No, not marriage. But something very like, for a person in my profession, given the time commitment implied. I'm trying to describe the scope of a new book idea -- a project that could consume my life for at least five years -- to a potential publisher. The point of the book proposal is to awaken the publisher's interest, elicit a promise of publication, and secure an "advance" sufficient to cover research and living expenses for as long as it takes to write the text. ("Advance" is short for "advance against royalties," which means that the dollar amount advanced to the author at the outset must be repaid to the publisher from book sales before the author can receive any further income.)

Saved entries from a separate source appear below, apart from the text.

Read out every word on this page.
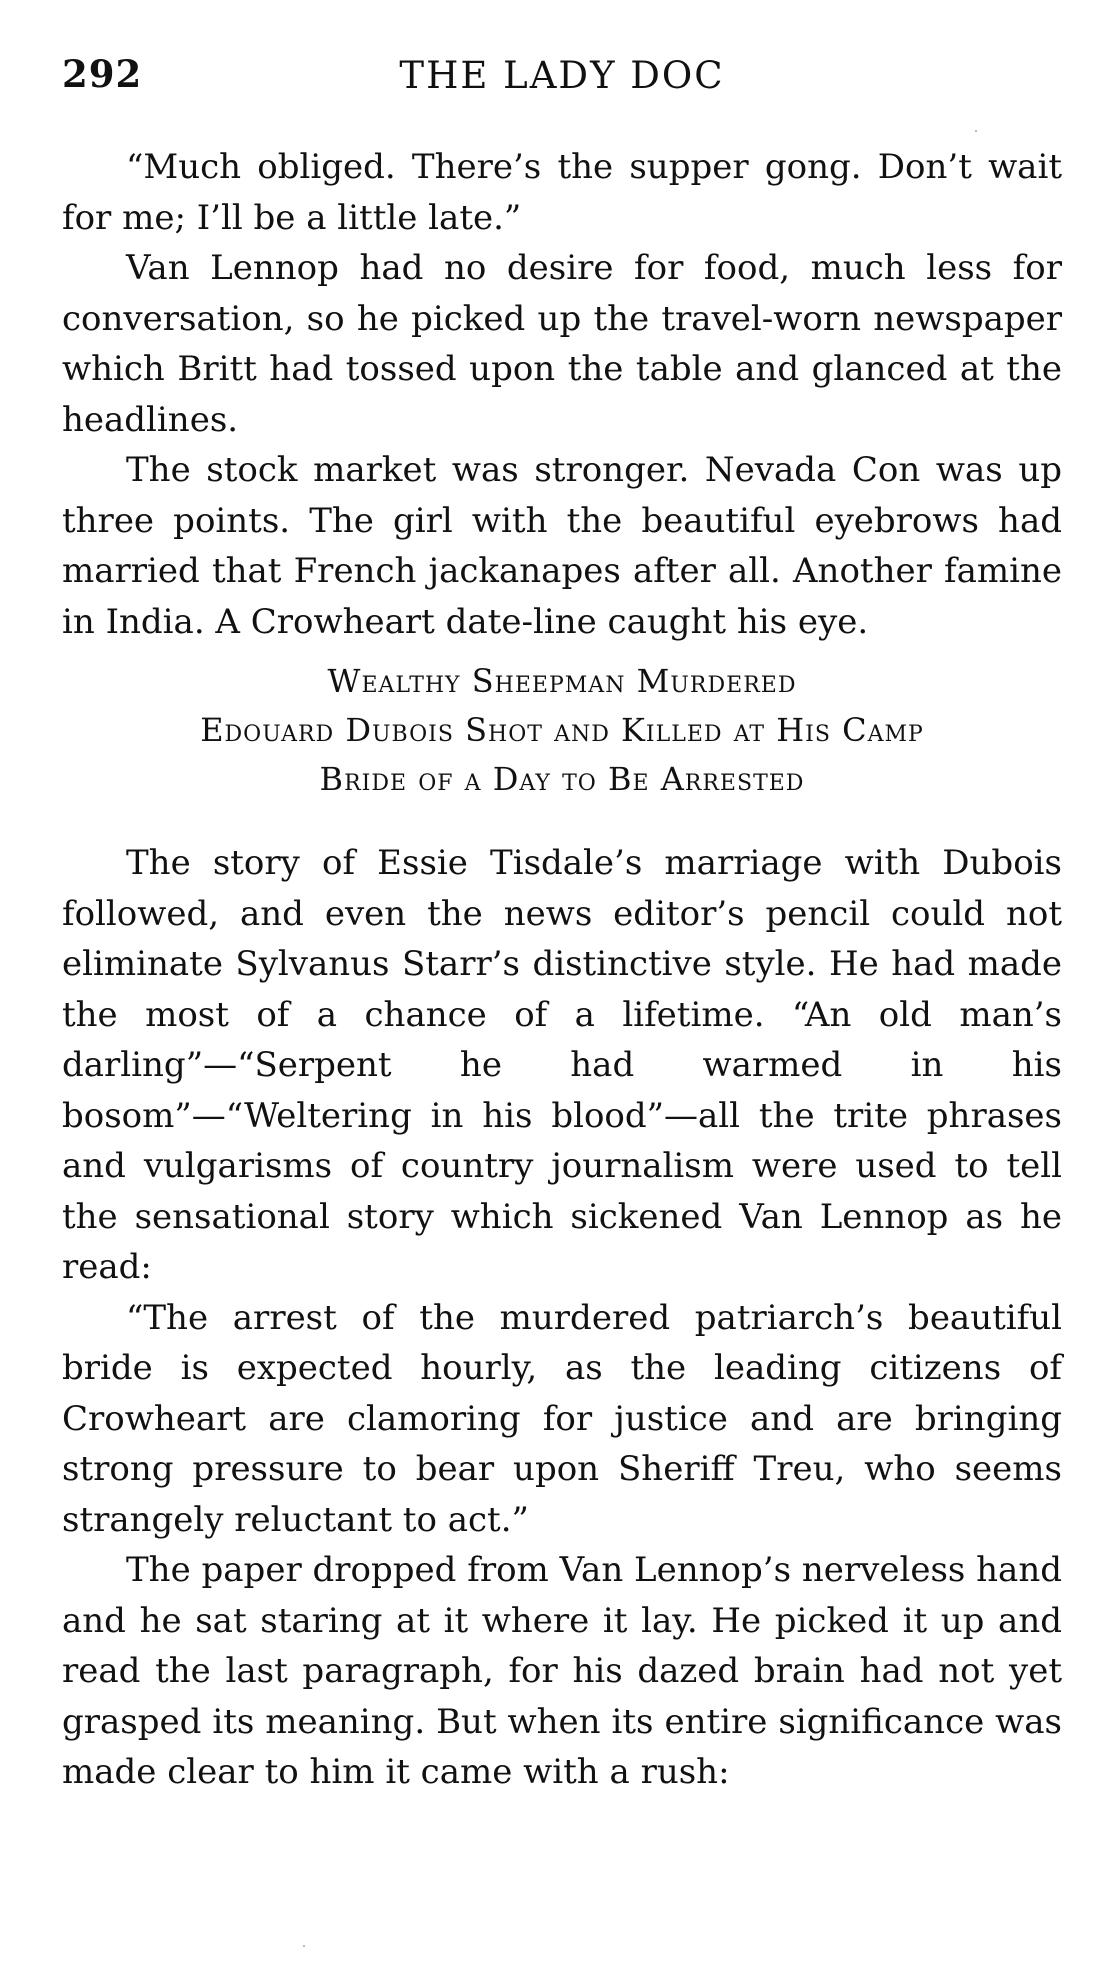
292	THE LADY DOC

“Much obliged. There’s the supper gong. Don’t wait for me; I’ll be a little late.”

Van Lennop had no desire for food, much less for conversation, so he picked up the travel-worn newspaper which Britt had tossed upon the table and glanced at the headlines.

The stock market was stronger. Nevada Con was up three points. The girl with the beautiful eyebrows had married that French jackanapes after all. Another famine in India. A Crowheart date-line caught his eye.

Wealthy Sheepman Murdered
Edouard Dubois Shot and Killed at His Camp
Bride of a Day to Be Arrested

The story of Essie Tisdale’s marriage with Dubois followed, and even the news editor’s pencil could not eliminate Sylvanus Starr’s distinctive style. He had made the most of a chance of a lifetime. “An old man’s darling”—“Serpent he had warmed in his bosom”—“Weltering in his blood”—all the trite phrases and vulgarisms of country journalism were used to tell the sensational story which sickened Van Lennop as he read:

“The arrest of the murdered patriarch’s beautiful bride is expected hourly, as the leading citizens of Crowheart are clamoring for justice and are bringing strong pressure to bear upon Sheriff Treu, who seems strangely reluctant to act.”

The paper dropped from Van Lennop’s nerveless hand and he sat staring at it where it lay. He picked it up and read the last paragraph, for his dazed brain had not yet grasped its meaning. But when its entire significance was made clear to him it came with a rush:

The challenge of writing a good proposal is to frame the story and make its significance come real before conducting the several years' worth of research required to tell it in full book-length detail. I'm talking about nonfiction. Novelists don't write proposals. They need to write entire novels before publishers will pay attention.

In preparation for this proposal, I have read a dozen books, toured the Web via "Google Scholar," interviewed a few people, and made one preliminary visit to the Harvard University Observatory, where the action takes place. I've also talked up the gist of the idea in conversation so often that the characters already feel familiar. I like them a lot, which is good, because if things go well I'm going to be living with them for the foreseeable future.

How long should a proposal be? "As long as it needs to be," is the general rule. I wrote a fifteen-page version in the summer that fell short for several reasons. Friends and family members who read it failed to grasp the nature of the work the characters were doing, or get a good sense of who they were, or how the astronomy of that period (late 1800s to early 1900s) fit into the larger picture of American society. When I say my preliminary readers failed to understand, I mean I failed to explain.

Now I have thirty pages. The proposal is much stronger, but not just because it's longer. The months I spent thinking about it helped me find the story line, whereas before I was sketching a series of situations. As my agent, Michael Carlisle, reminded me when he urged putting aside the proposal for a while, "Sometimes writing is about not writing."